Book and lyrics by Brian Yorkey, music by Tom Kitt. Through Sunday, Nov. 8, Paramount Theatre, 900 Pine St., Seattle; tickets from $34 (877-784-4849 or stgpresents.org)
In this show, which premiered on Broadway in 2014 and ran a year, there’s a double dose of Menzel as two versions of the same woman, Elizabeth. And there are plenty of soaring ballads in Tom Kitt’s string-laced, pop-friendly score, tailored to her powerhouse voice.
Ironically, the main weakness in Brian Yorkey’s book for “If/Then” is its bifurcated central character. Unless you overlook a few things, and despite Menzel’s star presence and vocal prowess, Elizabeth is not compelling company. She’s self-absorbed, whiny, annoyingly insecure — “a neurotic mess,” despite everyone telling her how fabulous she is.
Though this gal is having an early midlife crisis, “If/Then” is far more like an urban fairy tale than real life. There’s some suffering and loss, yes, but also comforting/cloying cliches about love at first sight, trusting fate and being all you can be.
The show’s book by Yorkey (who grew up in Issaquah, and with Kitt also created the superior Tony-honored musical, “Next to Normal”), adopts a gambit similar to “Sliding Doors,” a 1998 film about a woman who would lead different lives if she catches, or misses, a particular train.
It’s a bit more complicated with Elizabeth, who in her late 30s arrives in an idealized New York City after a divorce. If she takes one path she’ll become Beth, the instantly successful city planner — which here seems a rather glamorous occupation. On another path, she’ll be Liz, mother of two and wife of a near-perfect and slightly square (hey, he’s from Nebraska!) Army doctor, Josh (appealing James Snyder).

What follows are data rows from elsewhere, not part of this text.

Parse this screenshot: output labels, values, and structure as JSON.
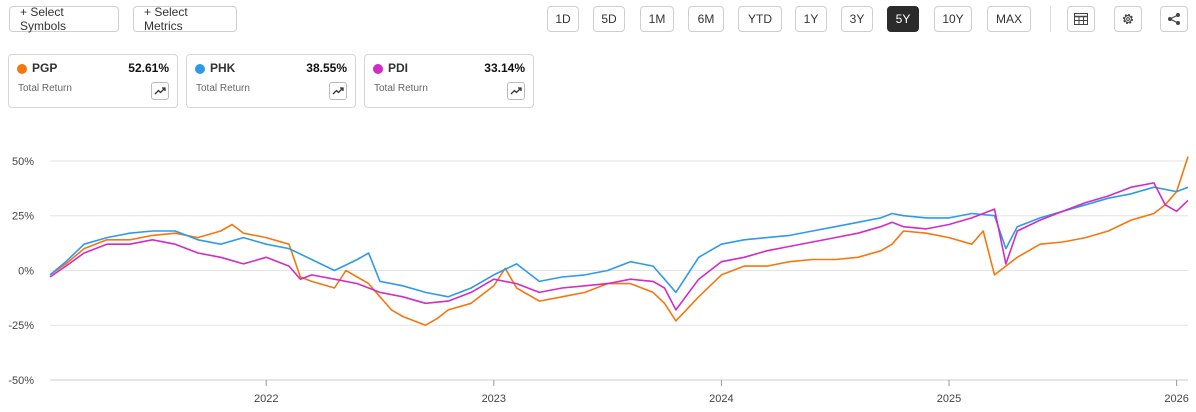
{
  "toolbar": {
    "select_symbols": "+ Select Symbols",
    "select_metrics": "+ Select Metrics",
    "periods": [
      "1D",
      "5D",
      "1M",
      "6M",
      "YTD",
      "1Y",
      "3Y",
      "5Y",
      "10Y",
      "MAX"
    ],
    "active_period": "5Y",
    "icons": [
      "table-icon",
      "gear-icon",
      "share-icon"
    ]
  },
  "cards": [
    {
      "symbol": "PGP",
      "value": "52.61%",
      "label": "Total Return",
      "color": "#f5770f"
    },
    {
      "symbol": "PHK",
      "value": "38.55%",
      "label": "Total Return",
      "color": "#2f9ae8"
    },
    {
      "symbol": "PDI",
      "value": "33.14%",
      "label": "Total Return",
      "color": "#d12cc6"
    }
  ],
  "chart_data": {
    "type": "line",
    "title": "",
    "xlabel": "",
    "ylabel": "",
    "ylim": [
      -50,
      55
    ],
    "xlim": [
      2021.05,
      2026.05
    ],
    "y_ticks": [
      50,
      25,
      0,
      -25,
      -50
    ],
    "y_tick_labels": [
      "50%",
      "25%",
      "0%",
      "-25%",
      "-50%"
    ],
    "x_ticks": [
      2022,
      2023,
      2024,
      2025,
      2026
    ],
    "x_tick_labels": [
      "2022",
      "2023",
      "2024",
      "2025",
      "2026"
    ],
    "grid": "horizontal",
    "series": [
      {
        "name": "PGP",
        "color": "#f5770f",
        "x": [
          2021.05,
          2021.12,
          2021.2,
          2021.3,
          2021.4,
          2021.5,
          2021.6,
          2021.7,
          2021.8,
          2021.85,
          2021.9,
          2022.0,
          2022.1,
          2022.15,
          2022.2,
          2022.3,
          2022.35,
          2022.45,
          2022.5,
          2022.55,
          2022.6,
          2022.7,
          2022.75,
          2022.8,
          2022.9,
          2023.0,
          2023.05,
          2023.1,
          2023.2,
          2023.3,
          2023.4,
          2023.5,
          2023.6,
          2023.7,
          2023.75,
          2023.8,
          2023.9,
          2024.0,
          2024.1,
          2024.2,
          2024.3,
          2024.4,
          2024.5,
          2024.6,
          2024.7,
          2024.75,
          2024.8,
          2024.9,
          2025.0,
          2025.1,
          2025.15,
          2025.2,
          2025.3,
          2025.4,
          2025.5,
          2025.6,
          2025.7,
          2025.8,
          2025.9,
          2025.95,
          2026.0,
          2026.05
        ],
        "y": [
          -2,
          3,
          10,
          14,
          14,
          16,
          17,
          15,
          18,
          21,
          17,
          15,
          12,
          -3,
          -5,
          -8,
          0,
          -6,
          -12,
          -18,
          -21,
          -25,
          -22,
          -18,
          -15,
          -7,
          1,
          -8,
          -14,
          -12,
          -10,
          -6,
          -6,
          -10,
          -15,
          -23,
          -12,
          -2,
          2,
          2,
          4,
          5,
          5,
          6,
          9,
          12,
          18,
          17,
          15,
          12,
          18,
          -2,
          6,
          12,
          13,
          15,
          18,
          23,
          26,
          30,
          36,
          52
        ]
      },
      {
        "name": "PHK",
        "color": "#2f9ae8",
        "x": [
          2021.05,
          2021.12,
          2021.2,
          2021.3,
          2021.4,
          2021.5,
          2021.6,
          2021.7,
          2021.8,
          2021.9,
          2022.0,
          2022.1,
          2022.2,
          2022.3,
          2022.4,
          2022.45,
          2022.5,
          2022.6,
          2022.7,
          2022.8,
          2022.9,
          2023.0,
          2023.1,
          2023.2,
          2023.3,
          2023.4,
          2023.5,
          2023.6,
          2023.7,
          2023.75,
          2023.8,
          2023.9,
          2024.0,
          2024.1,
          2024.2,
          2024.3,
          2024.4,
          2024.5,
          2024.6,
          2024.7,
          2024.75,
          2024.8,
          2024.9,
          2025.0,
          2025.1,
          2025.2,
          2025.25,
          2025.3,
          2025.4,
          2025.5,
          2025.6,
          2025.7,
          2025.8,
          2025.9,
          2026.0,
          2026.05
        ],
        "y": [
          -2,
          4,
          12,
          15,
          17,
          18,
          18,
          14,
          12,
          15,
          12,
          10,
          5,
          0,
          5,
          8,
          -5,
          -7,
          -10,
          -12,
          -8,
          -2,
          3,
          -5,
          -3,
          -2,
          0,
          4,
          2,
          -4,
          -10,
          6,
          12,
          14,
          15,
          16,
          18,
          20,
          22,
          24,
          26,
          25,
          24,
          24,
          26,
          25,
          10,
          20,
          24,
          27,
          30,
          33,
          35,
          38,
          36,
          38
        ]
      },
      {
        "name": "PDI",
        "color": "#d12cc6",
        "x": [
          2021.05,
          2021.12,
          2021.2,
          2021.3,
          2021.4,
          2021.5,
          2021.6,
          2021.7,
          2021.8,
          2021.9,
          2022.0,
          2022.1,
          2022.15,
          2022.2,
          2022.3,
          2022.4,
          2022.5,
          2022.6,
          2022.7,
          2022.8,
          2022.9,
          2023.0,
          2023.1,
          2023.2,
          2023.3,
          2023.4,
          2023.5,
          2023.6,
          2023.7,
          2023.75,
          2023.8,
          2023.9,
          2024.0,
          2024.1,
          2024.2,
          2024.3,
          2024.4,
          2024.5,
          2024.6,
          2024.7,
          2024.75,
          2024.8,
          2024.9,
          2025.0,
          2025.1,
          2025.2,
          2025.25,
          2025.3,
          2025.4,
          2025.5,
          2025.6,
          2025.7,
          2025.8,
          2025.9,
          2025.95,
          2026.0,
          2026.05
        ],
        "y": [
          -3,
          2,
          8,
          12,
          12,
          14,
          12,
          8,
          6,
          3,
          6,
          2,
          -4,
          -2,
          -4,
          -6,
          -10,
          -12,
          -15,
          -14,
          -10,
          -4,
          -6,
          -10,
          -8,
          -7,
          -6,
          -4,
          -5,
          -8,
          -18,
          -4,
          4,
          6,
          9,
          11,
          13,
          15,
          17,
          20,
          22,
          20,
          19,
          21,
          24,
          28,
          3,
          18,
          23,
          27,
          31,
          34,
          38,
          40,
          30,
          27,
          32
        ]
      }
    ]
  }
}
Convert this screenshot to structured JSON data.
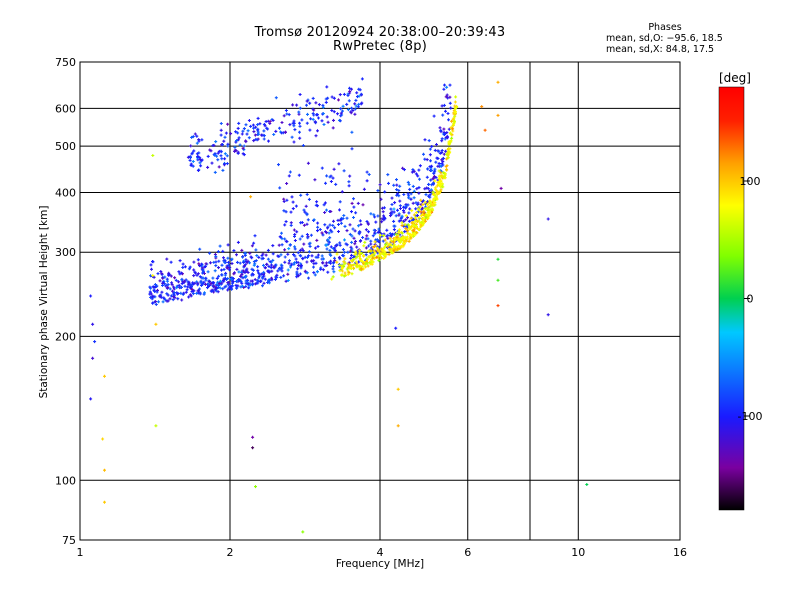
{
  "header": {
    "title": "Tromsø 20120924 20:38:00–20:39:43",
    "subtitle": "RwPretec (8p)"
  },
  "phases_box": {
    "title": "Phases",
    "line_o": "mean, sd,O: −95.6, 18.5",
    "line_x": "mean, sd,X:  84.8, 17.5"
  },
  "chart_data": {
    "type": "scatter",
    "title": "Tromsø 20120924 20:38:00–20:39:43",
    "subtitle": "RwPretec (8p)",
    "xlabel": "Frequency [MHz]",
    "ylabel": "Stationary phase Virtual Height [km]",
    "x_scale": "log",
    "y_scale": "log",
    "xlim": [
      1,
      16
    ],
    "ylim": [
      75,
      750
    ],
    "x_ticks": [
      1,
      2,
      4,
      6,
      10,
      16
    ],
    "x_tick_labels": [
      "1",
      "2",
      "4",
      "6",
      "10",
      "16"
    ],
    "x_gridlines": [
      2,
      4,
      6,
      8,
      10
    ],
    "y_ticks": [
      75,
      100,
      200,
      300,
      400,
      500,
      600,
      750
    ],
    "y_tick_labels": [
      "75",
      "100",
      "200",
      "300",
      "400",
      "500",
      "600",
      "750"
    ],
    "y_gridlines": [
      100,
      200,
      300,
      400,
      500,
      600
    ],
    "grid": true,
    "colorbar": {
      "label": "[deg]",
      "range": [
        -180,
        180
      ],
      "tick_values": [
        100,
        0,
        -100
      ],
      "tick_labels": [
        "100",
        "0",
        "-100"
      ],
      "colors": [
        "#000000",
        "#7a00a0",
        "#1a1aff",
        "#00c8ff",
        "#00d050",
        "#80ff00",
        "#ffff00",
        "#ffa000",
        "#ff2000",
        "#ff0000"
      ]
    },
    "o_mode": {
      "phase_mean_deg": -95.6,
      "phase_sd_deg": 18.5,
      "trace": {
        "x": [
          1.38,
          1.5,
          1.7,
          2.0,
          2.4,
          2.8,
          3.2,
          3.6,
          4.0,
          4.5,
          5.0,
          5.3,
          5.55
        ],
        "y": [
          232,
          236,
          242,
          250,
          258,
          265,
          272,
          282,
          298,
          325,
          370,
          430,
          560
        ]
      },
      "upper_arc": {
        "x": [
          1.65,
          1.9,
          2.3,
          2.6,
          3.0,
          3.4,
          3.7
        ],
        "y": [
          475,
          490,
          540,
          560,
          590,
          610,
          640
        ]
      }
    },
    "x_mode": {
      "phase_mean_deg": 84.8,
      "phase_sd_deg": 17.5,
      "trace": {
        "x": [
          3.2,
          3.6,
          4.0,
          4.5,
          5.0,
          5.4,
          5.7
        ],
        "y": [
          262,
          272,
          288,
          310,
          350,
          420,
          600
        ]
      }
    },
    "scattered_points": [
      {
        "x": 1.05,
        "y": 243,
        "phase": -100
      },
      {
        "x": 1.06,
        "y": 212,
        "phase": -110
      },
      {
        "x": 1.07,
        "y": 195,
        "phase": -90
      },
      {
        "x": 1.06,
        "y": 180,
        "phase": -120
      },
      {
        "x": 1.05,
        "y": 148,
        "phase": -105
      },
      {
        "x": 1.12,
        "y": 165,
        "phase": 100
      },
      {
        "x": 1.11,
        "y": 122,
        "phase": 95
      },
      {
        "x": 1.12,
        "y": 105,
        "phase": 105
      },
      {
        "x": 1.12,
        "y": 90,
        "phase": 100
      },
      {
        "x": 1.4,
        "y": 478,
        "phase": 60
      },
      {
        "x": 1.4,
        "y": 268,
        "phase": 80
      },
      {
        "x": 1.42,
        "y": 212,
        "phase": 100
      },
      {
        "x": 1.42,
        "y": 130,
        "phase": 60
      },
      {
        "x": 2.2,
        "y": 392,
        "phase": 110
      },
      {
        "x": 2.22,
        "y": 123,
        "phase": -140
      },
      {
        "x": 2.22,
        "y": 117,
        "phase": -160
      },
      {
        "x": 2.25,
        "y": 97,
        "phase": 40
      },
      {
        "x": 2.8,
        "y": 78,
        "phase": 40
      },
      {
        "x": 4.3,
        "y": 208,
        "phase": -100
      },
      {
        "x": 4.35,
        "y": 155,
        "phase": 100
      },
      {
        "x": 4.35,
        "y": 130,
        "phase": 110
      },
      {
        "x": 6.4,
        "y": 605,
        "phase": 120
      },
      {
        "x": 6.5,
        "y": 540,
        "phase": 130
      },
      {
        "x": 6.9,
        "y": 680,
        "phase": 110
      },
      {
        "x": 6.9,
        "y": 580,
        "phase": 115
      },
      {
        "x": 7.0,
        "y": 408,
        "phase": -140
      },
      {
        "x": 6.9,
        "y": 290,
        "phase": 10
      },
      {
        "x": 6.9,
        "y": 262,
        "phase": 20
      },
      {
        "x": 6.9,
        "y": 232,
        "phase": 140
      },
      {
        "x": 8.7,
        "y": 352,
        "phase": -110
      },
      {
        "x": 8.7,
        "y": 222,
        "phase": -110
      },
      {
        "x": 10.4,
        "y": 98,
        "phase": 0
      }
    ]
  }
}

On both alternating, sometimes intersecting trajectories, Liz/Beth has a pair of sit-comish, butt-inski friends with their own relationship issues: sassy black lesbian teacher Kate (played with verve by top-notch belter LaChanz) and nebbishy, bisexual housing activist Lucas (Anthony Rapp, who earlier co-starred with Menzel in “Rent”).
They hover as Liz/Beth gets “lost in what might be,” and overthinks her life in should’ve-could’ve songs (“What If,” “Some Other Me”). The take-away may be that modern women have many options, and “We’re always starting over.” But it takes a lot of show to impart the obvious.
It’s rare for a national tour to feature four original leads as “If/Then” does, and their palpable rapport is a treat. The dual realities may confuse at first, but are mostly staged fluidly by director Michael Greif, on a swift-changing modular set by Mark Wendland enhanced by projections of Manhattan locales, as well as subway and street maps. Choreographer Larry Keigwin deftly threads dance through small-ensemble street scenes set in urban oases like Bryant Park.
Once again, the vocal amplification at the Paramount ranges from fine to muddy to blasting. With big show voices like these, maybe turning the mikes off occasionally would help.